Trade groups representing the biggest U.S. financial companies said regulators should re-propose derivatives rules required by the Dodd-Frank Act to give banks, swap dealers and asset managers more time to review them.

Re-proposing rules would delay them by “months, not years, and the costs of any such delay will be far outweighed by the benefits,” groups including the Securities Industry and Financial Markets Association and the International Swaps and Derivatives Association wrote to the Securities and Exchange Commission and the Commodity Futures Trading Commission.

“Allowing for more than one round of comments helps ensure that market participants can more fully assess the implications of a set of rules in their entirety,” the seven groups said in their letters.

Dodd-Frank, the rules overhaul enacted in July, requires the SEC and CFTC to write regulations to improve transparency and curb risk in the $601 trillion over-the-counter swaps market after unregulated trades exacerbated the 2008 credit crisis. The CFTC, which is responsible for all but security-based swaps, has proposed most of its planned rules and aims to complete them this year, CFTC Chairman Gary Gensler has said.

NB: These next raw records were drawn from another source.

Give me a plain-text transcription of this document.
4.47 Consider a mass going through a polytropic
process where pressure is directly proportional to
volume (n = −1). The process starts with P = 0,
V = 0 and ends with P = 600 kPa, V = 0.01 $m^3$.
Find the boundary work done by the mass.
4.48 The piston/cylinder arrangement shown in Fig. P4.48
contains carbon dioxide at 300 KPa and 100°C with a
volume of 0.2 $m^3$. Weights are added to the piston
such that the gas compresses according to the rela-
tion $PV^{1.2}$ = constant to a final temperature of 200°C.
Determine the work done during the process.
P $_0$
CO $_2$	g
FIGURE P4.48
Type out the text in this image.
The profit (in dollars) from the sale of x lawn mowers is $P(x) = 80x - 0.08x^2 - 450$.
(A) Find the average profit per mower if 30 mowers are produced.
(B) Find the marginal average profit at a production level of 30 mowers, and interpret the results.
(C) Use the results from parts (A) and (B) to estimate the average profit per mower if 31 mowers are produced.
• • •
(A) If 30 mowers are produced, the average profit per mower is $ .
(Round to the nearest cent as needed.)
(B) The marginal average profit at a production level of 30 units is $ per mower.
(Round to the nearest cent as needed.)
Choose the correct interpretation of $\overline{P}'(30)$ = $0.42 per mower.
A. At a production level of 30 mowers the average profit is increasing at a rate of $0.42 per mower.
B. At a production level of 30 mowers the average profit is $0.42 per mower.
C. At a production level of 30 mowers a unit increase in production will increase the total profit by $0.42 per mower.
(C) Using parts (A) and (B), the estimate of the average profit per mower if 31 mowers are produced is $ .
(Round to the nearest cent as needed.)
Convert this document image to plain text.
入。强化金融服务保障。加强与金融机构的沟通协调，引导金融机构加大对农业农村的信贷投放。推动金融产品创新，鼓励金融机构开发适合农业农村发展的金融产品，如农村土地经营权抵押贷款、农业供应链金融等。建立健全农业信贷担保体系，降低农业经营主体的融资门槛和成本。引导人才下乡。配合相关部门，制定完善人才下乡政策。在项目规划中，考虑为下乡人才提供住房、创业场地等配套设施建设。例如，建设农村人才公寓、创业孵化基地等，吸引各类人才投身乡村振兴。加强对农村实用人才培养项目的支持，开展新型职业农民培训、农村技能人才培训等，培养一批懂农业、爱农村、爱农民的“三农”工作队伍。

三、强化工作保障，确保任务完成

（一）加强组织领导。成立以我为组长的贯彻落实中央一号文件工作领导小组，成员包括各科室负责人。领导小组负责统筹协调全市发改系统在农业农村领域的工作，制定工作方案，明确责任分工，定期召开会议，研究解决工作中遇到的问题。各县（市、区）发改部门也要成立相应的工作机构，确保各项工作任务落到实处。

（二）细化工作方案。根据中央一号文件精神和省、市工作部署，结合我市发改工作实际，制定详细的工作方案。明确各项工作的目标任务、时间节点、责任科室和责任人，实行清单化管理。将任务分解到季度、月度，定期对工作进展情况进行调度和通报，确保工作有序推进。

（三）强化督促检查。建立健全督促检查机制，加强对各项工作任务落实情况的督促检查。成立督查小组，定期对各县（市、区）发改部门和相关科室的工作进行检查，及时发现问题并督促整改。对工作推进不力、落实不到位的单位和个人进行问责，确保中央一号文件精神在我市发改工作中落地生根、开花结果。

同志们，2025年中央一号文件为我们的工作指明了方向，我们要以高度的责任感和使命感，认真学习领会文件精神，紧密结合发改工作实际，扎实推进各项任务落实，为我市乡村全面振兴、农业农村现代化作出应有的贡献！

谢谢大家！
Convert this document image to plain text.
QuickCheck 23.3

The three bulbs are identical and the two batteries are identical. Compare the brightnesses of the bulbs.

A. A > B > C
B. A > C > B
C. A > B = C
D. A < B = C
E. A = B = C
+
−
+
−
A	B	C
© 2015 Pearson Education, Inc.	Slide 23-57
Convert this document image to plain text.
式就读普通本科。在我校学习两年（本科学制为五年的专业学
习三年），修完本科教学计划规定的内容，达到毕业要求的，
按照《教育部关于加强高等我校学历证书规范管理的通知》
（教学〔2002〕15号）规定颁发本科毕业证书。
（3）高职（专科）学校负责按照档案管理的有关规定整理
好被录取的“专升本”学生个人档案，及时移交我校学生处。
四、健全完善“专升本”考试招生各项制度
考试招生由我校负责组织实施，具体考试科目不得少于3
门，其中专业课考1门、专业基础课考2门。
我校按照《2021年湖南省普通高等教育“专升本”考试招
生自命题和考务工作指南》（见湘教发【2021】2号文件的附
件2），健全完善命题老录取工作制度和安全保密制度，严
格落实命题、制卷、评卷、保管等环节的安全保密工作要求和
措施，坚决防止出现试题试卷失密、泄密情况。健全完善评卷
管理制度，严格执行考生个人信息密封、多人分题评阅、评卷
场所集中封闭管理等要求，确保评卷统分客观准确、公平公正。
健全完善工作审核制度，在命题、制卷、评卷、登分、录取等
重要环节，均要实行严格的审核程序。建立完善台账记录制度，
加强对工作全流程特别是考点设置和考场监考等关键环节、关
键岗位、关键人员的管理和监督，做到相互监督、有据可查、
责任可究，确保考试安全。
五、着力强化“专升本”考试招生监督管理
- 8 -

JPMorgan Chase & Co., Bank of America Corp., Goldman Sachs Group Inc., Morgan Stanley and Citigroup Inc. executed 96 percent of the $298 trillion in over-the-counter derivatives trades by the top 25 U.S. bank-holding companies as of Dec. 31, according to the Office of the Comptroller of the Currency.

In re-proposing the rules, regulators should offer a timetable for implementing them and guidance on how Dodd-Frank applies to trades conducted outside the U.S., the groups said in the May 26 letter to the CFTC and the May 31 letter to the SEC.

In addition to Sifma and ISDA, the letters were signed by the U.S. Chamber of Commerce, the Futures Industry Association, the Financial Services Roundtable, Institute of International Bankers and the Insured Retirement Institute.

Scott Schneider, a CFTC spokesman, and John Nester, an SEC spokesman, declined to comment on the industry groups’ letter.